Economia Colture energetiche

Pannelli solari al posto dei campi: pagano fino a 30mila euro l’ettaro

Corsa alla vendita prima di toccare il limite regionale di 1/3 delle coltivazioni da convertire in impianti fotovoltaici

Corsa alla vendita prima di toccare il limite regionale di 1/3 delle coltivazioni da convertire in impianti fotovoltaici

 Ragusa - Via aranci, limoni, ulivi e mandorli: i terreni dell'entroterra siciliano potrebbero diventare nei prossimi anni degli enormi campi di pannelli fotovoltaici. Sempre più contadini, davanti a prezzi da capogiro, vendono o affittano le loro terre. I progetti presentati - 209 in tutto tra il 2019 e il 2021, di cui l’85% nell'ultimo anno e mezzo - interessano le campagne dell'Ennese, le valli e gli altopiani delle terre del Verga, tra Vizzini, Mineo e Militello. Ma anche Centuripe, Assoro, Castel di Iudica, Ciminna. Pure Noto e Canicattini (foto), a qualche decina di chilometri dal barocco Unesco, starebbero per trasformarsi in campi di specchi, ampliando le strutture già installate.

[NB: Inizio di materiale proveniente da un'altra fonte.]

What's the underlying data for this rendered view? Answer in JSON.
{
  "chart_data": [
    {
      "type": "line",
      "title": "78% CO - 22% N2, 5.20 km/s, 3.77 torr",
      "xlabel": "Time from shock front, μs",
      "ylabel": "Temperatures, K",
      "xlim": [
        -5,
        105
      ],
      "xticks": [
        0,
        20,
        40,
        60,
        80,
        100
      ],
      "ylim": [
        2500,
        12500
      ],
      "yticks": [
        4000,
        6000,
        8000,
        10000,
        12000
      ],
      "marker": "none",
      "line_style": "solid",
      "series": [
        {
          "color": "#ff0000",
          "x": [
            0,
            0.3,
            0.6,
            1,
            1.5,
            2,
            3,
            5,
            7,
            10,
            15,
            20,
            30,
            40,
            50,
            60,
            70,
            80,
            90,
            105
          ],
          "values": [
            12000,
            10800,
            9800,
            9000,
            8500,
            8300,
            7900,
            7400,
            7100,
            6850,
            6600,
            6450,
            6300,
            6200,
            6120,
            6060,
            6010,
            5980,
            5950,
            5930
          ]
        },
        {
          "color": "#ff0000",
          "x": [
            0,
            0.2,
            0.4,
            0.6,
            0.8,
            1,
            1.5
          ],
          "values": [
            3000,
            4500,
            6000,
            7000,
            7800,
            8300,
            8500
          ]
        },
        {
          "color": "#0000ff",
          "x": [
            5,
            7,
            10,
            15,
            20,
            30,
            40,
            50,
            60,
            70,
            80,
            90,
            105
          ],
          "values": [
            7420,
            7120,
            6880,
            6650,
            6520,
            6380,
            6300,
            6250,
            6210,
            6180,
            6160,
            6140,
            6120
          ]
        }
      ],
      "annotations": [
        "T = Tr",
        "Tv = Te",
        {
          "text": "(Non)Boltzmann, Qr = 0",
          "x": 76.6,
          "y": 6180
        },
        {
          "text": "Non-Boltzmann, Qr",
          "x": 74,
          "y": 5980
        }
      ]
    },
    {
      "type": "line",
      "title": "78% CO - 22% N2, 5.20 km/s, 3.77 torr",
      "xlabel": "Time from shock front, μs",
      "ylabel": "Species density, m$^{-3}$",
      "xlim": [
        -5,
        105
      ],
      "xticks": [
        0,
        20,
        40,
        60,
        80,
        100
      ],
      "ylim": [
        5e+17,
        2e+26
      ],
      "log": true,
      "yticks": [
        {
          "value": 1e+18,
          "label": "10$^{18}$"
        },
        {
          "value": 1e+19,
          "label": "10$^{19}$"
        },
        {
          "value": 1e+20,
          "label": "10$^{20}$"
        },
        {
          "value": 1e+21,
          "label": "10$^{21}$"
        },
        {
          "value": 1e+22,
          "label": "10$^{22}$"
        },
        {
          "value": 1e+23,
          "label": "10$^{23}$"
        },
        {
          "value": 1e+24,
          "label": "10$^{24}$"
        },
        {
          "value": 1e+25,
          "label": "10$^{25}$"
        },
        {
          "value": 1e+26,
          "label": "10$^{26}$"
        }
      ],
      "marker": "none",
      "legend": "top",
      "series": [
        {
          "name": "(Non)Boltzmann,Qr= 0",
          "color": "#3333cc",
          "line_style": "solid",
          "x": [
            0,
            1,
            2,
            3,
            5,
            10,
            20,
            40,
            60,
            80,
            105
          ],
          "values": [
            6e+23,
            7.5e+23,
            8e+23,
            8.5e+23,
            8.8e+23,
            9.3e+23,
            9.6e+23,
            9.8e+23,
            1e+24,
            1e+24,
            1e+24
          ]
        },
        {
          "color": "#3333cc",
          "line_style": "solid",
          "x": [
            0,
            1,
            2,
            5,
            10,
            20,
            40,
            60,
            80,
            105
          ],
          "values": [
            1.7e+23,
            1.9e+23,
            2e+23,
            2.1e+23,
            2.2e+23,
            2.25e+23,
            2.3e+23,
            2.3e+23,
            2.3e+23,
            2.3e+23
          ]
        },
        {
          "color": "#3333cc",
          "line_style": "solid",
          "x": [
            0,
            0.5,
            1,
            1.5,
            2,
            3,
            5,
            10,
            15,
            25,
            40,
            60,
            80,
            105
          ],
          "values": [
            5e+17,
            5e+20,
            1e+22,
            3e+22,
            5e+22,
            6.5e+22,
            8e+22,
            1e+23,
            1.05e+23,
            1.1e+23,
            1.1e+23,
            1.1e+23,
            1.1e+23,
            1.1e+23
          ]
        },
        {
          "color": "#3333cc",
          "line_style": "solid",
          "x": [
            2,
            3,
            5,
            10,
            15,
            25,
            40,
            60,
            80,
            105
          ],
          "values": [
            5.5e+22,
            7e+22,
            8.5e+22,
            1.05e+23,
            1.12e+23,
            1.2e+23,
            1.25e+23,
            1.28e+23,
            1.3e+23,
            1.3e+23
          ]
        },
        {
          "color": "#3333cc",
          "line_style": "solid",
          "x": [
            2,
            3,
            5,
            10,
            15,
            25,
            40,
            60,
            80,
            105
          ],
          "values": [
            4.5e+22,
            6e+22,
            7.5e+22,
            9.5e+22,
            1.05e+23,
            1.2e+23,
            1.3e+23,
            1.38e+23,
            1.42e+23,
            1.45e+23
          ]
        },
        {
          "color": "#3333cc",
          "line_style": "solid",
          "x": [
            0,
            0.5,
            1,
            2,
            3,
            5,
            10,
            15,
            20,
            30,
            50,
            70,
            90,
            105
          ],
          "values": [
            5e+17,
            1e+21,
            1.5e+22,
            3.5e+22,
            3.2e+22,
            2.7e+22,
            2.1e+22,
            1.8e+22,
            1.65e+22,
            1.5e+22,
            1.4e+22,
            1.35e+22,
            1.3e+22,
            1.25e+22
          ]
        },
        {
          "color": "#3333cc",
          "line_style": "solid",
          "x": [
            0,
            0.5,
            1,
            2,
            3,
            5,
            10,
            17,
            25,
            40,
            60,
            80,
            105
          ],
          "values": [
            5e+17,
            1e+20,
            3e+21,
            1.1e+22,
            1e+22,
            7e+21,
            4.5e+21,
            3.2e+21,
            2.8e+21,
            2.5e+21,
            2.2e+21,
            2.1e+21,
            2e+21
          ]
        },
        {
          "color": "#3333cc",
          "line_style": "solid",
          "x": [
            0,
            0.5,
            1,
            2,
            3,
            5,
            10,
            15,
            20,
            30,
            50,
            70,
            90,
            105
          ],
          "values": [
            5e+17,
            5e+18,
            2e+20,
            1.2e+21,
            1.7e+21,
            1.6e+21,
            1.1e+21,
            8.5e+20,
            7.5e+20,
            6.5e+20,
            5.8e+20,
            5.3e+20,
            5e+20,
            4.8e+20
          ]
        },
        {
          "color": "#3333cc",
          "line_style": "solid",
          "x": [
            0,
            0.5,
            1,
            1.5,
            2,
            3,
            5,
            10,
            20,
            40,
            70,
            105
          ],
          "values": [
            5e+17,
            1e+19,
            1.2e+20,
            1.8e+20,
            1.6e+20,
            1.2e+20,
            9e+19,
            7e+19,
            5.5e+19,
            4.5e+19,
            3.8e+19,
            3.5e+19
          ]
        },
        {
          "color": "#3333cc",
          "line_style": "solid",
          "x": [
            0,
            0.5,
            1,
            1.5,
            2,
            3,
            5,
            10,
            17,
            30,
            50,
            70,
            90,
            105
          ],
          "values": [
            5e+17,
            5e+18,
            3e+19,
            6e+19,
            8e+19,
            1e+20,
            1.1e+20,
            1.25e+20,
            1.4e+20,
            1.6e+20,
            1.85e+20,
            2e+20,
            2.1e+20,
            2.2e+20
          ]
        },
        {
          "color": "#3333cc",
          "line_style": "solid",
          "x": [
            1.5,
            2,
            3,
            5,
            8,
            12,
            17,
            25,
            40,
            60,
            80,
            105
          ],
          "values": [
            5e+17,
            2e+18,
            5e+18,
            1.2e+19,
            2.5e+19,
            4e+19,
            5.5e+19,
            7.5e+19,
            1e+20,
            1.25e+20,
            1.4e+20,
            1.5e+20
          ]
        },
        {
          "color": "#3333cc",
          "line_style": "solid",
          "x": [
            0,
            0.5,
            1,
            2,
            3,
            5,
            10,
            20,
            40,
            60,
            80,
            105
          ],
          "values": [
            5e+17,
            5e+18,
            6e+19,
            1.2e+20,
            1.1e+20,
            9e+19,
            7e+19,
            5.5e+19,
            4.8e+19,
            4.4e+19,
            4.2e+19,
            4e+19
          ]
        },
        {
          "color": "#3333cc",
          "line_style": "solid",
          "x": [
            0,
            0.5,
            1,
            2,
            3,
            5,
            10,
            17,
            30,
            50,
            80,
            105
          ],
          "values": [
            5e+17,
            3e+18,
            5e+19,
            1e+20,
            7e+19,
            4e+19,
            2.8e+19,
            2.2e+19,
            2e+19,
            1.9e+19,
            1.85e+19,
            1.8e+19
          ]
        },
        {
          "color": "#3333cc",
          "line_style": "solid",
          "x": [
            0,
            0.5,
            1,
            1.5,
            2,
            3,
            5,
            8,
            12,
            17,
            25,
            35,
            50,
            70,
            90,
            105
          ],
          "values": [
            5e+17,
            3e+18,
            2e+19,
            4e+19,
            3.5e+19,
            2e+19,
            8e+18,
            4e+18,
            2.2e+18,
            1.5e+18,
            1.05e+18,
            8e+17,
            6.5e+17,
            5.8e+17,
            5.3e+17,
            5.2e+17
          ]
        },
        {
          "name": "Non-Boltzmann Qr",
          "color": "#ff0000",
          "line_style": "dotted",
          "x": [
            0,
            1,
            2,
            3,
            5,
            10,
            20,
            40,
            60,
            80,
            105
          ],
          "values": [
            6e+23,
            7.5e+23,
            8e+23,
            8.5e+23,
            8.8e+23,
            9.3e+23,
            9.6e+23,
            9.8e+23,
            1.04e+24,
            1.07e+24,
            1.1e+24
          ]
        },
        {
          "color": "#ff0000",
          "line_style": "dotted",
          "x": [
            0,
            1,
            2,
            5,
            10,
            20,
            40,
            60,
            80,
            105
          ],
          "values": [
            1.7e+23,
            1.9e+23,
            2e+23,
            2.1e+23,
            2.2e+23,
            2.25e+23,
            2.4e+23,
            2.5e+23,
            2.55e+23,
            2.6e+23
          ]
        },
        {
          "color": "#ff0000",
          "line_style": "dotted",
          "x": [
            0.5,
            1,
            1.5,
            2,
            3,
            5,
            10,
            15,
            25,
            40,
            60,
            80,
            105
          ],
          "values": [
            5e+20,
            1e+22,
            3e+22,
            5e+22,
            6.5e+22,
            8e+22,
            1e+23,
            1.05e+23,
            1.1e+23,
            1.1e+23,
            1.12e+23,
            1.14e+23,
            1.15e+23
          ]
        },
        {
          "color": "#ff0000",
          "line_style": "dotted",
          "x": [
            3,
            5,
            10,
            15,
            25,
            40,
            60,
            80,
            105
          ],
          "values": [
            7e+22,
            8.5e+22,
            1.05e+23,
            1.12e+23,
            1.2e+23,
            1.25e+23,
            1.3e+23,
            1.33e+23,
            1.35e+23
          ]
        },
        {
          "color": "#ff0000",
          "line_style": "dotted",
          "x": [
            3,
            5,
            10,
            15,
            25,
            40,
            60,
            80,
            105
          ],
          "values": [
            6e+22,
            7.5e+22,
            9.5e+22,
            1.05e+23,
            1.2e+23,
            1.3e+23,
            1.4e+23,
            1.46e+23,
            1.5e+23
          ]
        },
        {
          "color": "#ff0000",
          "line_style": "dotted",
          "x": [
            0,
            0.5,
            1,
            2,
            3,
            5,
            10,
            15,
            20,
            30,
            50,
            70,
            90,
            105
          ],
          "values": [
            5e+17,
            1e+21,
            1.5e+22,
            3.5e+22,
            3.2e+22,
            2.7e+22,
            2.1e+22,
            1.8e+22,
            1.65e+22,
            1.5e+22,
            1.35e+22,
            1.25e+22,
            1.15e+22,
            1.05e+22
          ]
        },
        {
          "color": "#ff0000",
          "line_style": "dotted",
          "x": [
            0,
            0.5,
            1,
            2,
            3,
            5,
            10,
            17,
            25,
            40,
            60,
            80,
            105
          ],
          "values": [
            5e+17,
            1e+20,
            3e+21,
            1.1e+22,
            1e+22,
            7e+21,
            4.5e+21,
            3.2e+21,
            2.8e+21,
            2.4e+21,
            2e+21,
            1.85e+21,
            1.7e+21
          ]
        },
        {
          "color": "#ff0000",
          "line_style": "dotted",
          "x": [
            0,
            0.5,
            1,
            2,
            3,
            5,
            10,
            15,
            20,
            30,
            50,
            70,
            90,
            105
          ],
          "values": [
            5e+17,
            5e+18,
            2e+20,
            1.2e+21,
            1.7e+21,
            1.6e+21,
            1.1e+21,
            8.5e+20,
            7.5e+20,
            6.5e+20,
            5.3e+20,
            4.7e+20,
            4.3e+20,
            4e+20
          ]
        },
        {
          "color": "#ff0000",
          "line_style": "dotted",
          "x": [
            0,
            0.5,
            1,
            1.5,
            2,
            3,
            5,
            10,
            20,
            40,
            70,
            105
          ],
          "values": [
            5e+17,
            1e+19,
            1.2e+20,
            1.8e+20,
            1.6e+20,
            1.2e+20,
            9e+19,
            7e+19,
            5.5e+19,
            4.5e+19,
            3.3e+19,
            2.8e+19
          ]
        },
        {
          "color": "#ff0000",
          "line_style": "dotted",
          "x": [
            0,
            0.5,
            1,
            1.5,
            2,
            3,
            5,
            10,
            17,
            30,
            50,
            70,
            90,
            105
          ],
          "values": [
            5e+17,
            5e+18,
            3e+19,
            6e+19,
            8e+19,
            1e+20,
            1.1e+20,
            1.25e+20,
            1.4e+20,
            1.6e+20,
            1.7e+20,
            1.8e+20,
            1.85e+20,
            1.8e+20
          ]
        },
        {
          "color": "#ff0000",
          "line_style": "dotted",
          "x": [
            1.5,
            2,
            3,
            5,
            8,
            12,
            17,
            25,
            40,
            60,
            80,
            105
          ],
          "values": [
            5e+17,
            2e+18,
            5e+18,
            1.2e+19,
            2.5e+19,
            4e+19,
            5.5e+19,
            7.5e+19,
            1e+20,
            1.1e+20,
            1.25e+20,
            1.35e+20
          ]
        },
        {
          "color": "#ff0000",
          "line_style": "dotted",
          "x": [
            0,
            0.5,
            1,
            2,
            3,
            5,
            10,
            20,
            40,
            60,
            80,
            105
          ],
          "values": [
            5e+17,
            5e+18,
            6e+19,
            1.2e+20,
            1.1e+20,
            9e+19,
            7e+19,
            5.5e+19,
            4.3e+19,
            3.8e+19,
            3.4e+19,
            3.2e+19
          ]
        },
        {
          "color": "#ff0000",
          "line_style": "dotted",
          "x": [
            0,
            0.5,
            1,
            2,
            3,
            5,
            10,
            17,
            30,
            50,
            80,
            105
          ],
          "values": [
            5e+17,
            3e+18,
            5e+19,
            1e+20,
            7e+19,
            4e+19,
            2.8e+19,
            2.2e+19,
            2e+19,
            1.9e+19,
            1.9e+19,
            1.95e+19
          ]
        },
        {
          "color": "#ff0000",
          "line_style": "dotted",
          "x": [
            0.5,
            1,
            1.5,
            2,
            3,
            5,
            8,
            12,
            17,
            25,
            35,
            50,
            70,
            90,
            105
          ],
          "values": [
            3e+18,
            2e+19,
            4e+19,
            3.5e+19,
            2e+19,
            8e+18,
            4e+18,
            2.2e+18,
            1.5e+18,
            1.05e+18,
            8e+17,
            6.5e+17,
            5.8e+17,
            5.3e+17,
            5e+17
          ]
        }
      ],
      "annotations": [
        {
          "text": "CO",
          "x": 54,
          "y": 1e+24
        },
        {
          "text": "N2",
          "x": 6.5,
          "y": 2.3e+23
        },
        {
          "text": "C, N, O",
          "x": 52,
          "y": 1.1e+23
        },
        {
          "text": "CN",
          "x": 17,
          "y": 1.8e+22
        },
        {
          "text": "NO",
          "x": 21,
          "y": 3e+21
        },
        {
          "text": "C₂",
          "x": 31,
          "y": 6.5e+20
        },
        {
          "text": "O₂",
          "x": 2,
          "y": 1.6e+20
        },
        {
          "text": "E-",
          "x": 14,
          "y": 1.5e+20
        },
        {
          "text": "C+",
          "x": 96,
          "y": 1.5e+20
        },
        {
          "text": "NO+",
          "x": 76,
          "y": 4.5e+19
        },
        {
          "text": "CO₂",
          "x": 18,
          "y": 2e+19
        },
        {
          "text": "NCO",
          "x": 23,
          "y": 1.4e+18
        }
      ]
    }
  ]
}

In tutto parliamo di un'area di 14.600 ettari complessivi, pari a 23mila campi da calcio. Secondo quanto rivela una recente inchiesta di Repubblica, sono già centinaia i contratti di affitto con diritto di acquisto: “Si va dai 1.500 ai 3 mila euro di affitto ad ettaro all'anno - scrive il quotidiano -, con acquisto in caso di via libera da parte della Regione all'installazione dei panelli solari che può arrivare anche a 30mila all'ettaro”. Tanto? No, se si pensa che l’introito per le multinazionali avrebbe due zeri in più. Grazie alla presenza sole, per questo business la terra siciliana vale molto più che nel resto d’Italia e quindi potrebbe scatenarsi presto una corsa all’affitto o alla vendita: quali aree agricole saranno prescelte, in attesa di arrivare al limite regionale di un terzo da destinare all’energia solare?